Black-Eyed Peas With Ham Hock and Collards
For good fortune in the New Year, a plate of black-eyed peas is considered auspicious, especially in the American South. Believe it or don’t. Consuming this frugal dish on the first day of the year is said to augur the arrival of wealth.
Of course, there’s a back story.
Sephardic Jews were evidently eating black-eyed peas for good luck on Rosh Hashana centuries ago, and the custom eventually traveled with them to America. (We think of beans as purely New World, along with tomatoes, chilies and potatoes, but legumes like field peas, chickpeas and lentils have been Old World staples since biblical times.)

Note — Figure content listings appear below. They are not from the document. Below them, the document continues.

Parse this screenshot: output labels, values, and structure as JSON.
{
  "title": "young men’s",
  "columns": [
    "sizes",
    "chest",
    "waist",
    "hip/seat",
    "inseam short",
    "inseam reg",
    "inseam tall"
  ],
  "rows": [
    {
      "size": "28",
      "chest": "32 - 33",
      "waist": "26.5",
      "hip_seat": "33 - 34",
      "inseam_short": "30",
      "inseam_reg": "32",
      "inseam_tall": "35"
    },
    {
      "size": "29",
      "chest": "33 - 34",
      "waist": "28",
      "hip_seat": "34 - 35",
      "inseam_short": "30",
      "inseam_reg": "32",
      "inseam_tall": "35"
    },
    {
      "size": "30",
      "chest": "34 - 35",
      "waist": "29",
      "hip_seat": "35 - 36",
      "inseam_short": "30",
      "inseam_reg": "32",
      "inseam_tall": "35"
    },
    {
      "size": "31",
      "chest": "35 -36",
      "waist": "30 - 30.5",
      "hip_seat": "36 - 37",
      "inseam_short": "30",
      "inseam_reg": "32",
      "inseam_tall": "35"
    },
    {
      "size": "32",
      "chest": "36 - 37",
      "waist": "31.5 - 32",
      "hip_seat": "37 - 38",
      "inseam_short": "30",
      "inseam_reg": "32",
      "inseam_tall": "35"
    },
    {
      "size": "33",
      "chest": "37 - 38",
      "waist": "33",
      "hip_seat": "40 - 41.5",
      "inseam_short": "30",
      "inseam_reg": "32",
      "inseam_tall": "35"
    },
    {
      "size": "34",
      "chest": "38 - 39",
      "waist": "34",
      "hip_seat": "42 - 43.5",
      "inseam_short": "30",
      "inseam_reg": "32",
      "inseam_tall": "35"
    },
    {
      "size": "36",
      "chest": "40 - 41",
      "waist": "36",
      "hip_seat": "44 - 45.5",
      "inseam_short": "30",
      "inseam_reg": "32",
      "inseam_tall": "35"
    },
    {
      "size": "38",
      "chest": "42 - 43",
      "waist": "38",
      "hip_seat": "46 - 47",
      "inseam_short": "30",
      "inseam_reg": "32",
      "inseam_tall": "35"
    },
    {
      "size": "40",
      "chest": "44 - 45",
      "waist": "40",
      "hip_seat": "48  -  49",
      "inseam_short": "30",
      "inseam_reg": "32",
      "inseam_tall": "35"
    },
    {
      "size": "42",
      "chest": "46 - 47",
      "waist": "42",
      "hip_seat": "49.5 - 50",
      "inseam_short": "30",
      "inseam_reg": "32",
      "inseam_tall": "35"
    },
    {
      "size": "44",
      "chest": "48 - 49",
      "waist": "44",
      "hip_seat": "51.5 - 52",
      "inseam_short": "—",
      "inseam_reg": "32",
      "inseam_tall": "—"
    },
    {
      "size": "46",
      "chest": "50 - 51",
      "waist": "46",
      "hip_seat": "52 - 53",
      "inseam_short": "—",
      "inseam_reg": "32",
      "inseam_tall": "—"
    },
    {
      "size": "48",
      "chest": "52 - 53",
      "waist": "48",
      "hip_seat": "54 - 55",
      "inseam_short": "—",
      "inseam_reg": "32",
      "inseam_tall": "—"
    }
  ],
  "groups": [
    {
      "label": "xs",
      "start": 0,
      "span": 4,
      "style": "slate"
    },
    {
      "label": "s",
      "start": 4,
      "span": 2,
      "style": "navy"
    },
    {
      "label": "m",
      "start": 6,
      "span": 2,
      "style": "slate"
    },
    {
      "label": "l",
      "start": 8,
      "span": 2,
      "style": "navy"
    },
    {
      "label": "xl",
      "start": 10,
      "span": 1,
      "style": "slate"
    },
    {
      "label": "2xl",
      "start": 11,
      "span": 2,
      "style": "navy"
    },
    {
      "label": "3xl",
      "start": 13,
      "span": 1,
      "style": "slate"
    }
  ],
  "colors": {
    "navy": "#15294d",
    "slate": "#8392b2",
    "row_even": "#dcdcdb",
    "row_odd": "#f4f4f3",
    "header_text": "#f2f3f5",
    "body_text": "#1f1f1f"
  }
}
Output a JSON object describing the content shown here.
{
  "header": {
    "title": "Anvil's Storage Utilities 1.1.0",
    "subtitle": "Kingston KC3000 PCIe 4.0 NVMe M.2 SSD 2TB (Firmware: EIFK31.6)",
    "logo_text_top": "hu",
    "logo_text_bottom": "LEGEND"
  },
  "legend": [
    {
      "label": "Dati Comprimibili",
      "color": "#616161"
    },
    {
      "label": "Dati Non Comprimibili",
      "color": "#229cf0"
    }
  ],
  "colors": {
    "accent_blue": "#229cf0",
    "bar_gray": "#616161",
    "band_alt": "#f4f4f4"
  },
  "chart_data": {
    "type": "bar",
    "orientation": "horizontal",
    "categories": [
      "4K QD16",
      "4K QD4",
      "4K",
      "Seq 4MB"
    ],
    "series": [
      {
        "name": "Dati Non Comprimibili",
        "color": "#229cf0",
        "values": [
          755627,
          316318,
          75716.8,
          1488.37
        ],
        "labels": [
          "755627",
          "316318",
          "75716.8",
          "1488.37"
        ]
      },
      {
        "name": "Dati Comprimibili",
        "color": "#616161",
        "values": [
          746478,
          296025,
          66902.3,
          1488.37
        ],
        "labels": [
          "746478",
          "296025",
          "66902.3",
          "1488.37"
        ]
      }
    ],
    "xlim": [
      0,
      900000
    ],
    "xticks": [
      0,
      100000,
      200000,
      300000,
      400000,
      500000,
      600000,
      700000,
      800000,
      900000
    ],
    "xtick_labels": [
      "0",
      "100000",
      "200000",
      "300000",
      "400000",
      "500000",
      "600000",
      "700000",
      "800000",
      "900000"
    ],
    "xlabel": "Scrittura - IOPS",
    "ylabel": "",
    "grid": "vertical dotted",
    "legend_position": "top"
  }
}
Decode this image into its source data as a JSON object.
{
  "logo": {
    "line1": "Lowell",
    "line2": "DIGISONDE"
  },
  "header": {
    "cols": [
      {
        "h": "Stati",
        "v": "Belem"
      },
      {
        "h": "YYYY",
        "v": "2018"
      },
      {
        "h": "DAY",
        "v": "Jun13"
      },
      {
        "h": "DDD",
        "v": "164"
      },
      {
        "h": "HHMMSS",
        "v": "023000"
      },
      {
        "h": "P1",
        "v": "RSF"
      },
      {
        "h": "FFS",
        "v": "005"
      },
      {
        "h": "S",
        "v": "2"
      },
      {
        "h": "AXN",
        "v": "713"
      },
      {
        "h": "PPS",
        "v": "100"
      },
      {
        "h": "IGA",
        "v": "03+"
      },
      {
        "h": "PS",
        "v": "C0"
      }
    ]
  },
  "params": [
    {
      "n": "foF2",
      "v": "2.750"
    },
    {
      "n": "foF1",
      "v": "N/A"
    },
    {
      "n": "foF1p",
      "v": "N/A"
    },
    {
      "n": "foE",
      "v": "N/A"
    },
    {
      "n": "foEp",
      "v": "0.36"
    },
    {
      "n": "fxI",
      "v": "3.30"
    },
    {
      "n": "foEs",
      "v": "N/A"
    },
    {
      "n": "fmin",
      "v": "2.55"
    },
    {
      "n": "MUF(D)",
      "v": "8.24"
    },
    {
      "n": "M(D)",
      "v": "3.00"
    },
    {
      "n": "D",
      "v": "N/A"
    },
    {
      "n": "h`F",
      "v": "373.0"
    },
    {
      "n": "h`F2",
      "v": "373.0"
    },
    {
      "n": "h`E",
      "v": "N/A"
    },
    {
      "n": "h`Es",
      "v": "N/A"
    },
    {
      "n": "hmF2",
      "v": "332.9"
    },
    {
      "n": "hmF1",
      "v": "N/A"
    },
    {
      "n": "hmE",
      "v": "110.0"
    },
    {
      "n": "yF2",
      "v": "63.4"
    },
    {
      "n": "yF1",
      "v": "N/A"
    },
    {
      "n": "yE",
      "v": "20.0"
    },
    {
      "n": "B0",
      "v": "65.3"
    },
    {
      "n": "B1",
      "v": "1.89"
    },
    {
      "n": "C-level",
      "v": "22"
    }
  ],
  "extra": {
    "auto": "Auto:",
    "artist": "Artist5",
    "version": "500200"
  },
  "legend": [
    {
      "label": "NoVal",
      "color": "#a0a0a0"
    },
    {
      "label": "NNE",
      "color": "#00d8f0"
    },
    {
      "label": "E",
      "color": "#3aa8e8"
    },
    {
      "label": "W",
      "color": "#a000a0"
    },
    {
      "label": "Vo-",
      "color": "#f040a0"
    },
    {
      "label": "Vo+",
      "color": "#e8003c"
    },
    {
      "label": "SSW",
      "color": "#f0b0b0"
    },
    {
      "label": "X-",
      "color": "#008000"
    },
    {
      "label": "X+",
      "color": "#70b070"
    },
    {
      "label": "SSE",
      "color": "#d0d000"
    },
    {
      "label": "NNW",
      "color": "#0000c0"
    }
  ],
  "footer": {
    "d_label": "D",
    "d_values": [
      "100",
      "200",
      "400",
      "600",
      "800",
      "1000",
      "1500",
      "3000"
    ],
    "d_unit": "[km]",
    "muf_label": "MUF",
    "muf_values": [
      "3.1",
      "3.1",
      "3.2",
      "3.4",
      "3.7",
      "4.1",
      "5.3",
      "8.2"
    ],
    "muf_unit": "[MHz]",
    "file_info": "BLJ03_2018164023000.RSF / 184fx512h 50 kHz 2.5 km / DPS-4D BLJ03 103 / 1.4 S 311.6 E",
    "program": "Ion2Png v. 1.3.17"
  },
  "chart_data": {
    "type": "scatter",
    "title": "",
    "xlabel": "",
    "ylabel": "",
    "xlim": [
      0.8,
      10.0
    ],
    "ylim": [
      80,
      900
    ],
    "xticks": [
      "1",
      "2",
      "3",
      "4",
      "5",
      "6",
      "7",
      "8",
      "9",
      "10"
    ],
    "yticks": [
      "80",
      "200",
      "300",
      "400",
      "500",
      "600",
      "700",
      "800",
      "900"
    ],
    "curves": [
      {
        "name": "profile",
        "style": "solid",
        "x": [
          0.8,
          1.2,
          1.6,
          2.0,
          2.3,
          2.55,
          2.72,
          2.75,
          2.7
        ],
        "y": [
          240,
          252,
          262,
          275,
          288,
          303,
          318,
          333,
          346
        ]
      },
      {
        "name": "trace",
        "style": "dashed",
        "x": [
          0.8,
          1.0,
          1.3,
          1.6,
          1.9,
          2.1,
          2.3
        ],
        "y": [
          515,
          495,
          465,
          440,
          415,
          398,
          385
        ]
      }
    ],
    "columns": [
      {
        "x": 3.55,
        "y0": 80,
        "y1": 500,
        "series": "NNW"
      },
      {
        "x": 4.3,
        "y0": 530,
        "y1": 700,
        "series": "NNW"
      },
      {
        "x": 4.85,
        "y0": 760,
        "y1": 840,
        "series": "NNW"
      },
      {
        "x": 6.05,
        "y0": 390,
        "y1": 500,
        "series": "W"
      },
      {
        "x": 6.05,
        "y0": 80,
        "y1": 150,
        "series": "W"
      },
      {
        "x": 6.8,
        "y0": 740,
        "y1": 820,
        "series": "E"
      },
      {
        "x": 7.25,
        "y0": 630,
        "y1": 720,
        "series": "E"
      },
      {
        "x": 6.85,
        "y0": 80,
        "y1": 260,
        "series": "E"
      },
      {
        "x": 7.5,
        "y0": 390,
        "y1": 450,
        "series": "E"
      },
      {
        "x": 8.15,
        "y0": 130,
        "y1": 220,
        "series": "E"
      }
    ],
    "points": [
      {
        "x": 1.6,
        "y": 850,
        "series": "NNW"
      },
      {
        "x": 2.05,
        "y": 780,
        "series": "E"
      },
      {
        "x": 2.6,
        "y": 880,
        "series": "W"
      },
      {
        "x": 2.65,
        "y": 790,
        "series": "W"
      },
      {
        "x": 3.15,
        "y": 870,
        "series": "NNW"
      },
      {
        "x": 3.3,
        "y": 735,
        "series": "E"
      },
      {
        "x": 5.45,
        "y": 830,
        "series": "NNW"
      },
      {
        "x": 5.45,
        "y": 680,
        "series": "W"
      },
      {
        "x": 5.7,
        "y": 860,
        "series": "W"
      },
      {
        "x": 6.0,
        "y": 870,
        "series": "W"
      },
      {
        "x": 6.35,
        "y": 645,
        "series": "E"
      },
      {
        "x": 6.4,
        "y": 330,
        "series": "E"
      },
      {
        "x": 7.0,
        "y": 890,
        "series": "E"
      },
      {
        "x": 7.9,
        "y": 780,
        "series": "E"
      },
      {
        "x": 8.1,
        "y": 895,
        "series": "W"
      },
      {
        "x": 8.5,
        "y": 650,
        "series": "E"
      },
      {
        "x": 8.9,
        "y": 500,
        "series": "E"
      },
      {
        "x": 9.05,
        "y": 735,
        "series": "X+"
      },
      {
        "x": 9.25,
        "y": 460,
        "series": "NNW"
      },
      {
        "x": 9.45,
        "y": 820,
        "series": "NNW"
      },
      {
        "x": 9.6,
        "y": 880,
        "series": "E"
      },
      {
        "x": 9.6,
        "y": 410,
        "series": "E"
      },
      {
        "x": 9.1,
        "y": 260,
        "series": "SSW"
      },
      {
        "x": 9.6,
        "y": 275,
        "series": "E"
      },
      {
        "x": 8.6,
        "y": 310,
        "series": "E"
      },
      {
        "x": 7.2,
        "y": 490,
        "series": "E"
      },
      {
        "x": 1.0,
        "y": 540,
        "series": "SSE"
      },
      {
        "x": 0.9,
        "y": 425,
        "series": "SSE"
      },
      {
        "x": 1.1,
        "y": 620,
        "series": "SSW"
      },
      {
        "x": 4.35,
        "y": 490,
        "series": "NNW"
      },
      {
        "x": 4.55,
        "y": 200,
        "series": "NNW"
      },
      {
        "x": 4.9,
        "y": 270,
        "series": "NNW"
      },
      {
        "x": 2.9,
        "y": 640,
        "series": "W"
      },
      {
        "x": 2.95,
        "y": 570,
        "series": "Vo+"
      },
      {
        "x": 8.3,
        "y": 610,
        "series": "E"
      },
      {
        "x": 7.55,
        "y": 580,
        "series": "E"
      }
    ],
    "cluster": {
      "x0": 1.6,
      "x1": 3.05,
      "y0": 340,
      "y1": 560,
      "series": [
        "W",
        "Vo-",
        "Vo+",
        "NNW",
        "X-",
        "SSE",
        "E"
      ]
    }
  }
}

Black-eyed peas also arrived in Florida and the Caribbean, carried by African slaves. Just as African seasoning influenced Creole cooking, so black-eyed peas became part of the wider culture.
Ultimately, the Civil War played a part in the spread of the black-eyed pea throughout the South. The ravages of war and the scarcity of food changed the region’s diet. Dried beans and corn, formerly considered the food of the poor (or animal fodder), became the food of the entire population, and I expect most people felt lucky to have it.
Black-eyed peas cook much like any other dried bean. An overnight soak in cold water helps them cook faster. Simmered with onion and a meaty ham bone (other options are salt pork, bacon, pigs feet, hog jowl and ham hock), they can be prepared quite simply, with just salt and pepper. But they may also be made highly seasoned with hot pepper and spices; some cooks add tomato.
Adding cooked greens (the color of money) is said to make them even luckier.
Freshly baked cornbread (the color of gold) is the perfect accompaniment. Stir in some steamed rice and you can call it Hoppin’ John, though purists will say the rice and beans should be cooked in the same pot. It’s still a lucky dish, either way.
Aside from being outrageously tasty, black-eyed peas on New Year’s Day may also help a hangover. But I like the good-luck factor, and encourage guests to have at least a taste. It couldn’t hurt, right?
2 pounds black-eyed peas, soaked overnight if possible
2 pounds smoked ham hock, meaty ham bone or slab bacon
2 teaspoons kosher salt
1 large onion, peeled and stuck with 2 cloves
1 bay leaf
1/2 teaspoon black pepper
1/2 teaspoon allspice
2 tablespoons vegetable oil
4 garlic cloves, minced
1/2 teaspoon crushed red pepper
2 pounds collard greens, cut in 1-inch ribbons (about 8 cups)
1 bunch scallions, cleaned and chopped, for garnish
- Drain peas and put them in a large Dutch oven or heavy-bottomed soup pot. Add ham hock or bone (if using slab bacon, cut it into 2-inch chunks), cover with 10 cups water and turn heat to high. Add salt, onion stuck with cloves, bay leaf, black pepper and allspice.
- Bring to a boil. Reduce heat to a gentle simmer. Skim off and discard any foam that rises to the surface. Simmer for 1 1/2 to 2 hours, until peas are tender. Throughout cooking, add water as necessary, always keeping liquid level 1 inch above surface, stirring occasionally with a wooden spoon. Turn off heat. Check broth for salt and adjust seasoning. Mixture should be fairly brothy. With a pair of tongs, remove ham hock, ham bone or bacon. Chop meat and skin in rough pieces and set aside.
- Put a large wide skillet over medium-high heat. Add vegetable oil and heat until wavy. Add garlic and red pepper and let sizzle without browning. Add collard greens and stir to coat. Season with salt and add 1 cup water, stirring to help wilt greens. Add chopped ham and reduce heat to medium, then cover with lid slightly ajar and cook until greens are soft, about 20 minutes. Check seasoning.
- To serve, put greens and meat in low soup bowls, then ladle over hot black-eyed peas. Sprinkle with scallions.